Postage calculated at checkout
“Deeply informed, finely written and passionate, Allan Behm’s No Enemies No Friends shows how much of Australia’s ability to successfully navigate an increasingly dangerous world demands that we look with the same sharp clarity at ourselves as at the world outside.” Allan Gyngell
“In an era where the world seems divided and fractious amongst seismic geo-political shifts, Allan Behm offers optimism in the form of a way forward – one where Australia’s position is securer and our reputation improved. Behm’s thoughtful, insightful analysis, policy insights and strategic vision for the future offers hope in a time of political cynicism – one that would see us become our best self not just internationally but domestically as well.” Professor Larissa Behrendt
“This is a necessary and valuable work, bursting with the wisdom of scholarship and to put it plainly, the accumulated confidence of age. Destined to become and remain important long after comparable works have been forgotten.” Professor Mark Kenny
“A provocative book that turns the mirror on ourselves, our delusions, and our assumptions.

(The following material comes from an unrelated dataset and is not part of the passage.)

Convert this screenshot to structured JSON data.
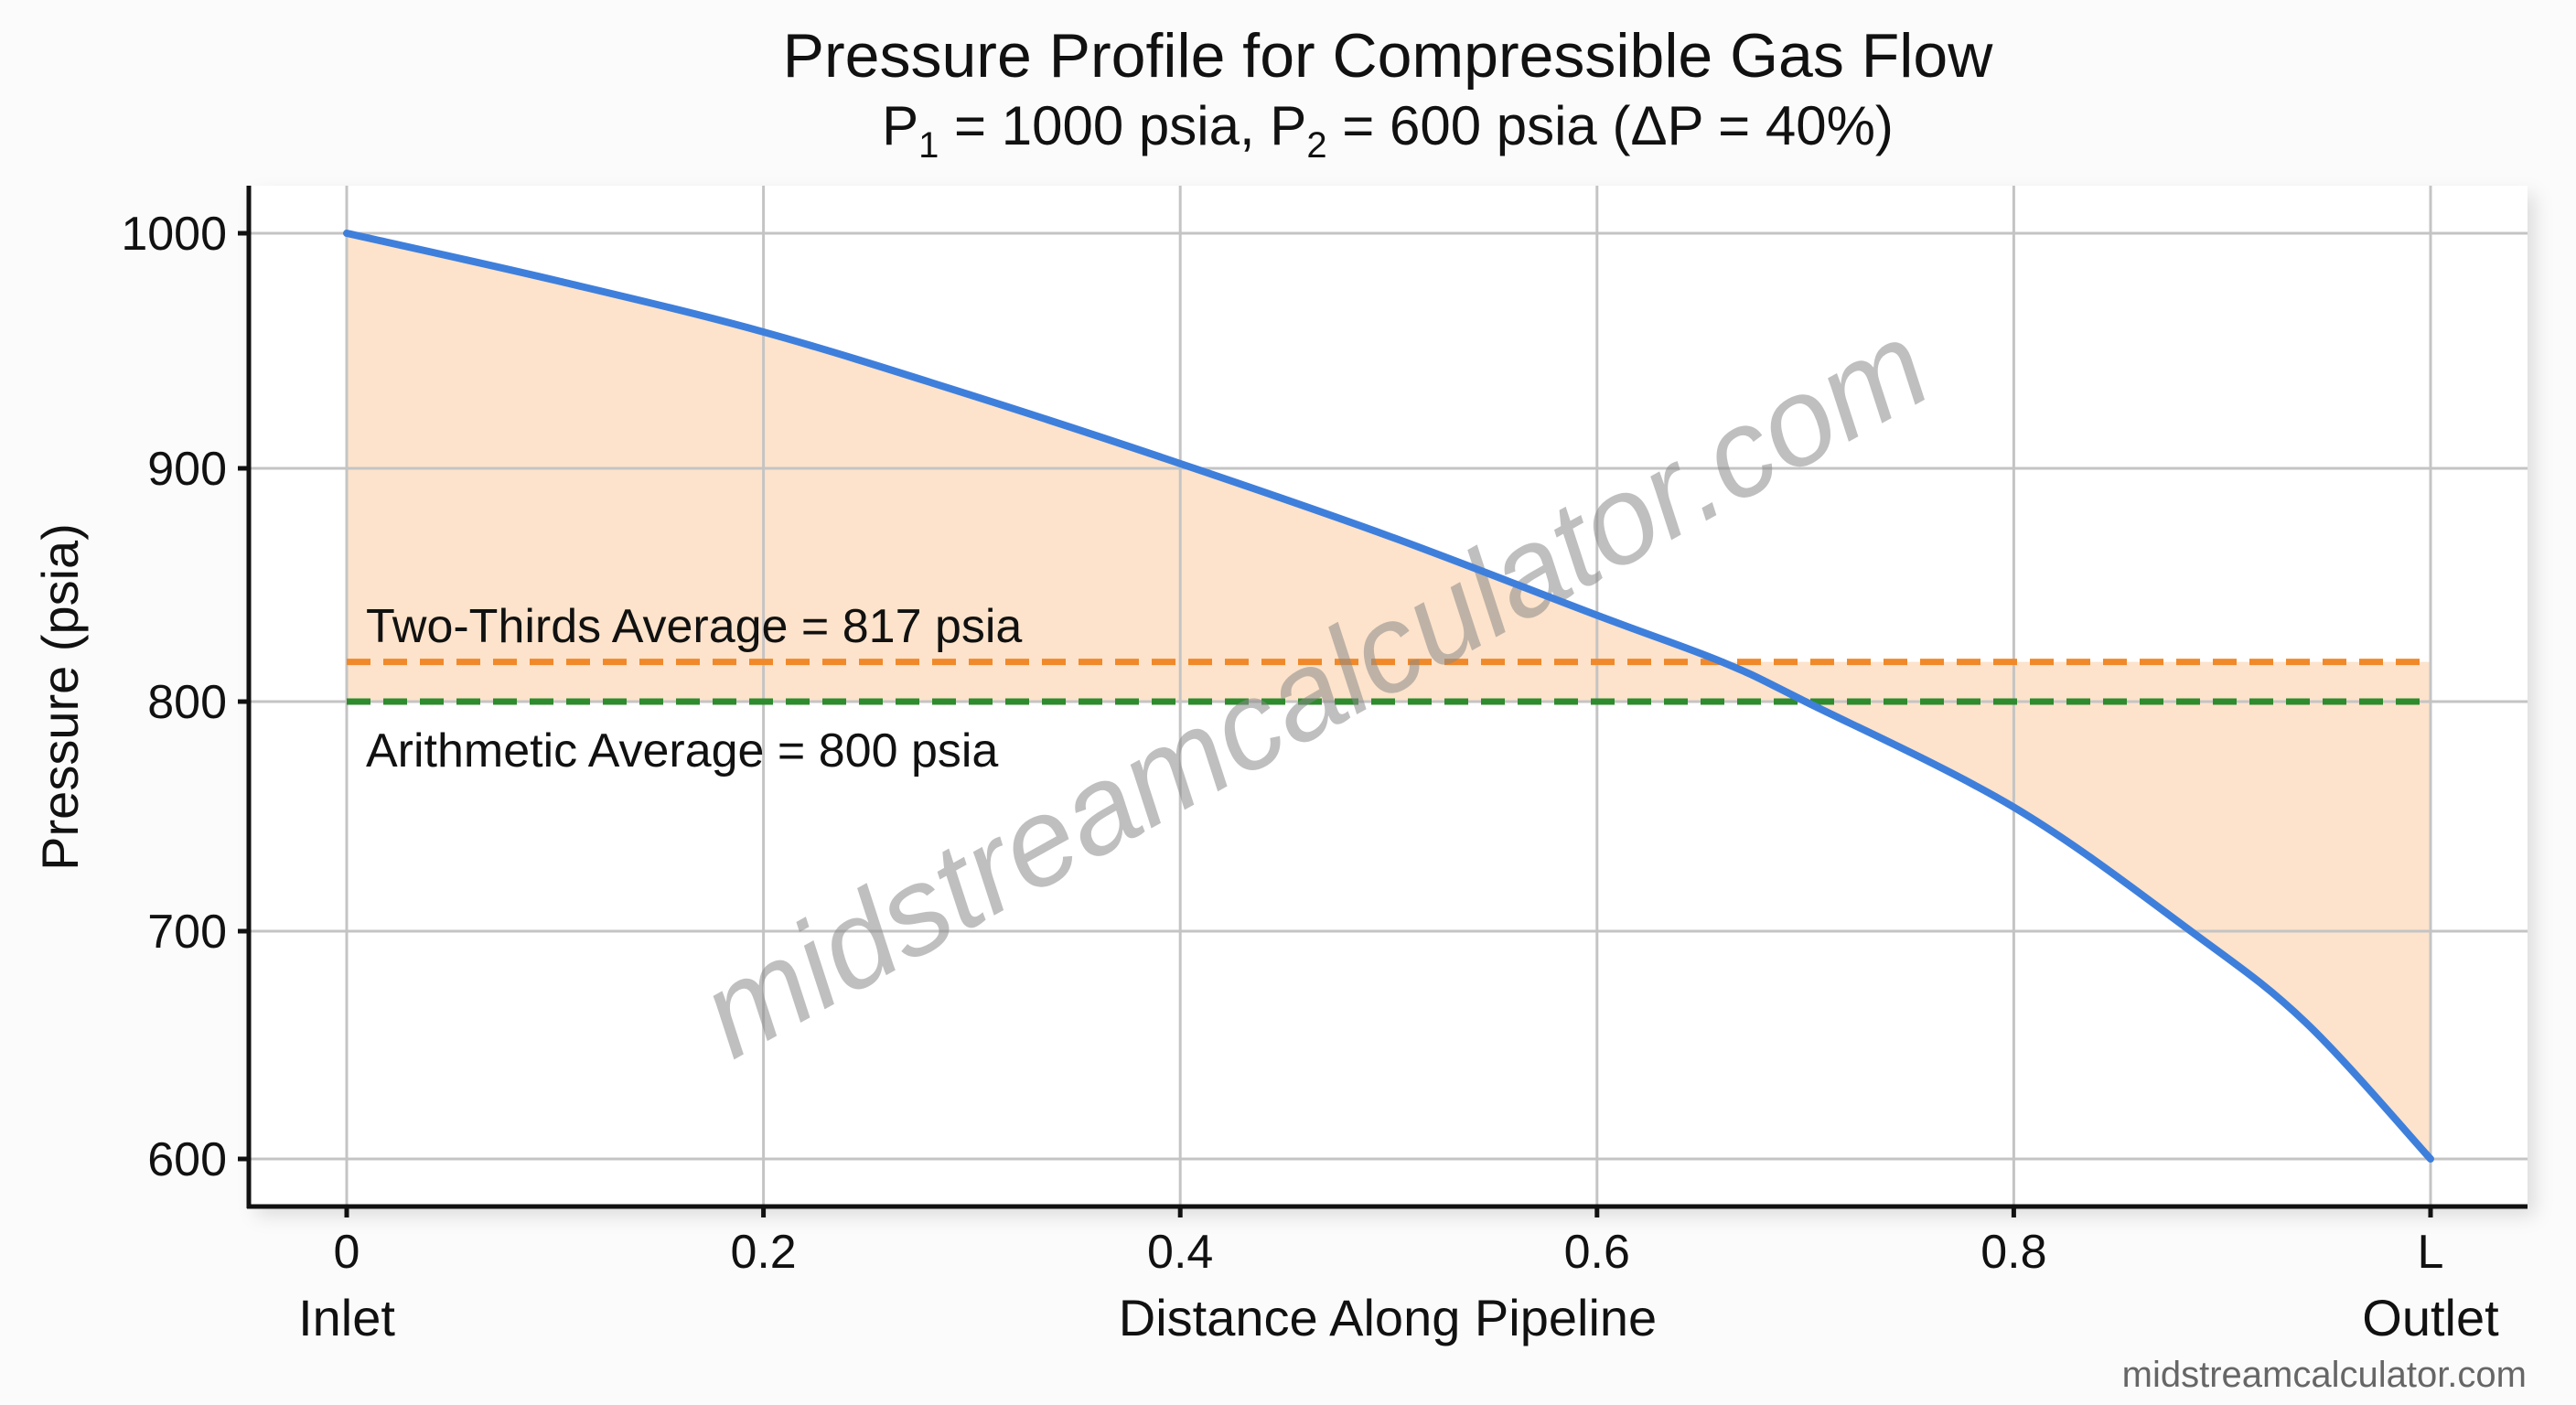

In arguing for a recalibration of our strategic future it offers insights into the possibilities, more suited to our Realpolitik.” Former Chief of the Defence Force Admiral Chris Barrie AC, RAN (Ret’d). Honorary Professor, Strategic and Defence Studies Centre, ANU.
About the book:
The orthodoxy that increased defence spending will deliver increased national security confirms the status quo. But it does not help us to deal with shocks and surprises. How should Australia re-calibrate its national security settings to deal with global disruption?
Australia’s cultural and historical experiences have shaped our security thinking. Our mindset is built around interlocking pathologies: racism, misogyny, isolation, insecurity, a brashness that masks a deep lack of self-confidence, and the perverse effects of the cultural cringe.
This book is not about why Australia has become so good at getting things so bad. Rather, it suggests we have every capability to improve. It is less a lamentation for what might have been than a meditation on how to learn sure-footedness in our international affairs, in a new and less predictable world. We need to maintain a credible defence force, and invest in diplomacy to reduce our dependence on military force and defence alliances. This is crucial for the maintenance of our long-term security and confidence to become a significant international actor.
Allan Behm has been thinking about international relations, national security and defence matters in the service of a strong democracy over his long career in public policy.
About the author:
Allan Behm specialises in political and security risk evaluation, policy analysis and development, and negotiating the policy/politics interface.
Following a career spanning nearly thirty years in the Australian Public Service, he was Chief of Staff to Minister for Climate Change and Industry Greg Combet (2009 to 2013) and senior advisor to the Shadow Minister for Foreign Affairs, Senator Penny Wong (2017–19).
No, Minister – an insider’s account of what actually goes on in Parliament House – was published by MUP in 2015. Allan Behm is Director, International & Security Affairs Program at The Australia Institute in Canberra.
In No Enemies No Friends, Allan Behm offers a forensic analysis of the “pathologies” of Australia's strategic mindset.
Unlike so many of his contemporaries, Behm’s detailed and historically grounded explanation of that mindset engages in an important critique of the stale, self-reinforcing orthodoxy of Australia’s national security policy club.
Behm skewers the false promise of deterrence, offers a blistering critique of Australia’s relationship with the United States and the recently announced AUKUS alliance, and makes a compelling argument for a complete overhaul of Australia’s engagement with our region.
And unlike so many of his fellow club-members, Behm refuses to draw artificial boundaries between Australia’s domestic and international politics and history. No Enemies No Friends faces the truth of Australia's racist history and present head on, showing how central that is to this country’s security mindset – and, critically, the reactionary and shameful role Australia plays in the world today. As Behm so clearly demonstrates, there’s no remedying Australia’s foreign policy morass without first coming to terms, collectively, with our past. It is only then that we might begin the radical reconceptualisation of Australian foreign and security policy that we so urgently need.
No Enemies No Friends calls for a collective reckoning, and a collective renewal of leadership, ambition and imagination. The book outlines practical ways to begin such a transformation, without ever pretending that it would be easy or that one analyst alone could possibly have all the answers. In his embrace of that complexity, Behm offers real hope for a radically different future for this country and its place in the world.